A leitura cuidadosa por parte dos avaliadores das obras é exigência do edital, o que nos permite relacionar os critérios de seleção do PNBE 2014 à existência de segmentos vinculados aos paratextos que preconizaram a qualidade das obras destinadas às escolas. Nesse sentido, o Programa prevê aos estudantes acesso a livros literários infantis que passaram por avaliações norteadas por um processo criterioso, o que, como havíamos levantado no início deste tópico, muitas vezes não acontece na escola, pois o critério

[...] dos estabelecimentos de ensino para a compra de livros, quando há verba, é, geralmente, o preço do exemplar, em virtude da preocupação com a quantidade, ou seja, com a ampliação do número de exemplares.
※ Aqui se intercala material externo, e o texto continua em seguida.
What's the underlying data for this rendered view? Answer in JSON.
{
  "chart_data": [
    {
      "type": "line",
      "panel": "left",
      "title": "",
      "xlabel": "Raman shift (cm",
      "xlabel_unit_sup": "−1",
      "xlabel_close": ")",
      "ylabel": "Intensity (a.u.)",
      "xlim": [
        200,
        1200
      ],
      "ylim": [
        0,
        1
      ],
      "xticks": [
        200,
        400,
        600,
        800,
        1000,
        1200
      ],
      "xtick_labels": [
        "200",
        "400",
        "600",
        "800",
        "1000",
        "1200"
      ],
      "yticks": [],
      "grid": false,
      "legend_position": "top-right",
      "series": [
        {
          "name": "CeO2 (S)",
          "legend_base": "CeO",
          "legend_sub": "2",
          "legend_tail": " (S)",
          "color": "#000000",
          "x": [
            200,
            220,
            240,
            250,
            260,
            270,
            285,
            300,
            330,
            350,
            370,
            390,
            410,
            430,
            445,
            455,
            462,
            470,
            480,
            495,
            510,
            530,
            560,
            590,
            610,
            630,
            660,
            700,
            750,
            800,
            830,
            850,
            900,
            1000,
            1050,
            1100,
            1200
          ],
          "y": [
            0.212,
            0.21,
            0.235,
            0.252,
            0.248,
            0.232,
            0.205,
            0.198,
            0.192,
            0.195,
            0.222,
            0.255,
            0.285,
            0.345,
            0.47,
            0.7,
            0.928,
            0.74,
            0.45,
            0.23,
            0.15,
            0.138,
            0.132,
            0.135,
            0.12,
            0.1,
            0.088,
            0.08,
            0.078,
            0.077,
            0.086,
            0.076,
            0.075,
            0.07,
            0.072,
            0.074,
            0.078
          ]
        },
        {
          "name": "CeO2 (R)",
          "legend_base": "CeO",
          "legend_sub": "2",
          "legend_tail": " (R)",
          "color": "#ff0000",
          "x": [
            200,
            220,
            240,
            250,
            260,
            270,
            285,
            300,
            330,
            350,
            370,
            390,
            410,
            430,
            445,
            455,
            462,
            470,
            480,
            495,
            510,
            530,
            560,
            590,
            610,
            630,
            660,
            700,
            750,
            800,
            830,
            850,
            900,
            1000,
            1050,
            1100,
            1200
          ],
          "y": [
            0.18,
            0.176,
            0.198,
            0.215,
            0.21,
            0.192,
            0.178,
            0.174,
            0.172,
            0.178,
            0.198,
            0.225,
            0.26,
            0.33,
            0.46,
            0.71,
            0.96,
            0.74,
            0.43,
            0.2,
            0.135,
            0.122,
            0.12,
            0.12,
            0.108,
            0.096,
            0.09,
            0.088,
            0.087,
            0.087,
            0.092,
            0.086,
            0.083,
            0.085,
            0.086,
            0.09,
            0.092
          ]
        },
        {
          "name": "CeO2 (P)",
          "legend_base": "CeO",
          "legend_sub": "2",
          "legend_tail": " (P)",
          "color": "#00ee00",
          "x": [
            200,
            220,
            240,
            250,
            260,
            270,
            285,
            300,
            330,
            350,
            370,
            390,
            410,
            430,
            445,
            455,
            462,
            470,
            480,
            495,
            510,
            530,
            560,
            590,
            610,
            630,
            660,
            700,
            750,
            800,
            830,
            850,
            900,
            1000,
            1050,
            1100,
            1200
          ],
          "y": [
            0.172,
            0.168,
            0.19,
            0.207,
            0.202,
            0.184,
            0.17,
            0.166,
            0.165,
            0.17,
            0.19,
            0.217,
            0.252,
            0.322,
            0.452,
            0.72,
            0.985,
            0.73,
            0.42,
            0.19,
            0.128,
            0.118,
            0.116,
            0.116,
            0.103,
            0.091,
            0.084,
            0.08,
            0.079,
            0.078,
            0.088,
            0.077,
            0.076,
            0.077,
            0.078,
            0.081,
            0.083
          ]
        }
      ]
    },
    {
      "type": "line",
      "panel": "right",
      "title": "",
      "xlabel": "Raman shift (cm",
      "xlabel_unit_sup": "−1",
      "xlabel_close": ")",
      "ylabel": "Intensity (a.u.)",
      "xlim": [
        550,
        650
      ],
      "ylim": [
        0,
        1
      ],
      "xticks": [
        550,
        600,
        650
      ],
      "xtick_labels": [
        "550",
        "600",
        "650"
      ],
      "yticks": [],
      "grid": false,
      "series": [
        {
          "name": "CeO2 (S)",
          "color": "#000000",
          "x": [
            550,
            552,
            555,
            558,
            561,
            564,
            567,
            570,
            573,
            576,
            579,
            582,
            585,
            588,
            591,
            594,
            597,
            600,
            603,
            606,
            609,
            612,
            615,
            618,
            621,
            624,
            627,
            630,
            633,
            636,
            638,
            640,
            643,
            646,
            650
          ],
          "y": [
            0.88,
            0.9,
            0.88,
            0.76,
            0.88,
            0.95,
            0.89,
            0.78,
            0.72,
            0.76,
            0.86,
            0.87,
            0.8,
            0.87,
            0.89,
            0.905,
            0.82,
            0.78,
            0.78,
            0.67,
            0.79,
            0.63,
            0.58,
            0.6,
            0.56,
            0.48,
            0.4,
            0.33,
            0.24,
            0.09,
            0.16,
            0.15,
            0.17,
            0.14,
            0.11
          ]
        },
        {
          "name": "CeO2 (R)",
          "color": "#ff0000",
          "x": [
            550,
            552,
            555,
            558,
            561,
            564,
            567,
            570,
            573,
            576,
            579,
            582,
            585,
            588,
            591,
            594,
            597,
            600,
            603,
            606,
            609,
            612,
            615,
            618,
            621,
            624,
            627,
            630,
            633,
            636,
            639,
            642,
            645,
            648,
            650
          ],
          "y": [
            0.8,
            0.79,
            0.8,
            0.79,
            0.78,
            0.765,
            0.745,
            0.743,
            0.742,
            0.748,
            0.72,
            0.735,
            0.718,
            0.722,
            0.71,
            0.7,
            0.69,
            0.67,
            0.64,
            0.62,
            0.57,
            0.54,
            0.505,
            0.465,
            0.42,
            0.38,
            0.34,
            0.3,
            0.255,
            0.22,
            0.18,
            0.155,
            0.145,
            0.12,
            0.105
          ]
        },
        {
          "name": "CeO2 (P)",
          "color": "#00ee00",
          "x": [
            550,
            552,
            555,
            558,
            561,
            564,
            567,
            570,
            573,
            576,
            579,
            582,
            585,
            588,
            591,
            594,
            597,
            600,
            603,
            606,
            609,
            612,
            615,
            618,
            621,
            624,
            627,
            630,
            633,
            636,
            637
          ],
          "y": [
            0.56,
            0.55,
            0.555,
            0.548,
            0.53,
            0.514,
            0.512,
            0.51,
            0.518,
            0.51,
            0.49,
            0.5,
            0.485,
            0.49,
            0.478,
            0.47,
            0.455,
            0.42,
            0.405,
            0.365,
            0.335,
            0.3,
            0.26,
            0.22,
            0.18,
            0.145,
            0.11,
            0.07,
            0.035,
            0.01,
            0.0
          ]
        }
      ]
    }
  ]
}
E o livro literário para criança tem preço elevado, devido a aspectos como o tipo de papel utilizado, a presença de cores variadas no projeto editorial, a gramatura do papel, entre outros. (RAMOS, 2008, p. 48).

A produção de livros literários infantis envolve também custos para a produção, sendo que a construção dos elementos paratextuais exige sensibilidade e conhecimento sobre os detalhes da obra, o que torna seu custo um tanto elevado. Dessa forma, o PNBE assegurava a chegada de livros literários às escolas inscritas no Censo Escolar.

Entretanto, a disponibilidade das obras às instituições não garantia a interação dos estudantes com os livros literários infantis. Nesse sentido, a educação

literária contempla olhar sensível dos professores e dos gestores às especificidades do processo da formação de leitores, com uma mediação de leitura literária que familiarize o estudante com as obras.

De acordo com Ramos (2013, p. 14), “[...] gostos e preferências têm relação direta com aprendizagens. O mesmo ocorre com a leitura e, se a escola não tomar a si o papel de formadora do leitor literário, o que acarreta na continuação de ter leitores apenas de best-sellers”. Assim, não basta os livros literários estarem nas escolas sem que haja a mediação da leitura, além da interação do estudante com o livro em sua experienciação do processo de leitura. Essa questão exige de professores, gestores e professores que trabalham na biblioteca da escola ações que os aproximem dos leitores da literatura. O contato inicial para que haja investimento na formação do leitor é planejado, sofre mediação. Além disso, a autonomia do estudante deve ser trabalhada cotidianamente, pois as relações de prazer pela leitura são estabelecidas pelo que já é familiar ao sujeito; se ele não conhece a leitura literária, tampouco sentirá vontade de acessá-la no cotidiano.